ALLAH(C.C) Rahmet etsin. Atatürkçü anlayışın, anti İslami Düşüncenin hakim olduğu aile yapısında yetişen ŞULE Hanım, ağabeyi sayesinde 1965 yılında İslam’la tanışmış.
Terzilik yapan şule hanım, daha önceleri filmlerini seyrettiği ABD’li filim yıldızı Hep’burn’nun filimler de taktığı baş bağlamasını örnek alarak ve saçları örter biçime getirerek, Türbanı icat etmiştir.
Malum basının ŞULE BAŞI ismini verdiği türban, modern Müslüman kadının oluşmasını sağladı.
Çığır açarak, Laik hassasiyetin yüksek olduğu ortamda başörtüsü eşittir, anti modernizim anlayışının tam aksine bir görüşle ortaya çıkarak, Müslüman kadının evle sınırlanma takıntısını kırarak, ataerkilliğin tepkisini nötralize ederek, başörtüsünün kamusal alanda mahrumiyetinin ortadan kalkmasına, modernlikle teşriki mesaisinin kurulmasına sebep olmuştur.
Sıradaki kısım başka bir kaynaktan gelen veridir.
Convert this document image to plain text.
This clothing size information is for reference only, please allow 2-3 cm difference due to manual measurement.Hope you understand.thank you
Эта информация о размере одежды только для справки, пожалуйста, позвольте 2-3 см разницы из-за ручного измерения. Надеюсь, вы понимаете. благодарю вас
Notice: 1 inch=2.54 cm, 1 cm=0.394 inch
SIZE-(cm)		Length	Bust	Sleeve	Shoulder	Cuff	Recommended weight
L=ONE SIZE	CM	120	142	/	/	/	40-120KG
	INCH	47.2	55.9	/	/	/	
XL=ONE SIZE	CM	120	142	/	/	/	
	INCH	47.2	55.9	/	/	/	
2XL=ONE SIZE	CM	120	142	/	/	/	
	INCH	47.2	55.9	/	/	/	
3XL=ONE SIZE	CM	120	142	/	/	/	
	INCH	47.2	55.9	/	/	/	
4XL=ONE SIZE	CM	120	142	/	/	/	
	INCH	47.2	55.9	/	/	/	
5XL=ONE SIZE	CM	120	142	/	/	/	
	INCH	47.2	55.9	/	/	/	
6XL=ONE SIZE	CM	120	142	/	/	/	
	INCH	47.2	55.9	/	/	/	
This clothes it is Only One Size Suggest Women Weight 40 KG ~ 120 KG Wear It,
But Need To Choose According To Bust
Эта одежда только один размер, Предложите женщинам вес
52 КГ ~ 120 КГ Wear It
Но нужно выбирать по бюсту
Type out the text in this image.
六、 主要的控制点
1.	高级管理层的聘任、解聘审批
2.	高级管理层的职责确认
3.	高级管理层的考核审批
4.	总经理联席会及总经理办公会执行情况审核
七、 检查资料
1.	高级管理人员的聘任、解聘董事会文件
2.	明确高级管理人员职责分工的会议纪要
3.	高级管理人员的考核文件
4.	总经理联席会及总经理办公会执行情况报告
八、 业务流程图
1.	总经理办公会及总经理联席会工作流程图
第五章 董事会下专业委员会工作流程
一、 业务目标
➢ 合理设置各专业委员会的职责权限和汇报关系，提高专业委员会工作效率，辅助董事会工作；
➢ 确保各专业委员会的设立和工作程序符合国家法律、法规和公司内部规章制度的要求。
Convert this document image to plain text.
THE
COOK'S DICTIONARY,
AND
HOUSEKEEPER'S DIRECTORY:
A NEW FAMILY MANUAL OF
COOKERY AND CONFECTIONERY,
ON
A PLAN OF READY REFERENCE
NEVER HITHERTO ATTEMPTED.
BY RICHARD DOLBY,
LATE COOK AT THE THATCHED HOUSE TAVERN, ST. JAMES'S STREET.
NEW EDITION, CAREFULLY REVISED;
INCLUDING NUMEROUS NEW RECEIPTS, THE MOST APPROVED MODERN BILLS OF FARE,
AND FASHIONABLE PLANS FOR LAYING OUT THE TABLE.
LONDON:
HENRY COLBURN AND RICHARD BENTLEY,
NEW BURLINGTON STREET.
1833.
Modern mahrem anlayışın pratiğe yansımasını sağladı. Modern Türkiye’de, dindar muhafazakâr kadının, geleneksel ev-içi yaşamdan kurtulup, kamusal var oluş kazanımında, başörtüsü köprü, arabuluculuk işlevini yüklenmiştir.
Şule Yüksel Şenler;
Aslında Müslüman kadının, Müslüman kimliğiyle, evinin karanlık köşesinden çıkıp, çocuklarını doğurup saldığı, sokakta meydan da, pazarda, mektepte var olma iddiasını, bende varım ve buradayım demesinin sembolüdür.
Ben bunu başörtüsünü sevdirmek için yaptım demiştir.
Şule Hanım 40 yaşından sonra, türbana karşı çıkarak, çarşafı benimsediğini ifade etmiş.
Ama olan olmuş; Şule Baş, Türban, şehirli, eğitimli, profesyonel, modern kapitalist Müslümanların ger i dönülmez giyim tarzı haline gelmiştir.
Tekno-ekonomik-kültürel dinamizmin içinde bir endüstri oluşmuştur.
İffetli ama aynı zamanda cezbedici, mahrem ama artık modernden de öte, post modern ve kadını örttüğü ölçüde de teşhir eden bir modaya dönüşmüştür.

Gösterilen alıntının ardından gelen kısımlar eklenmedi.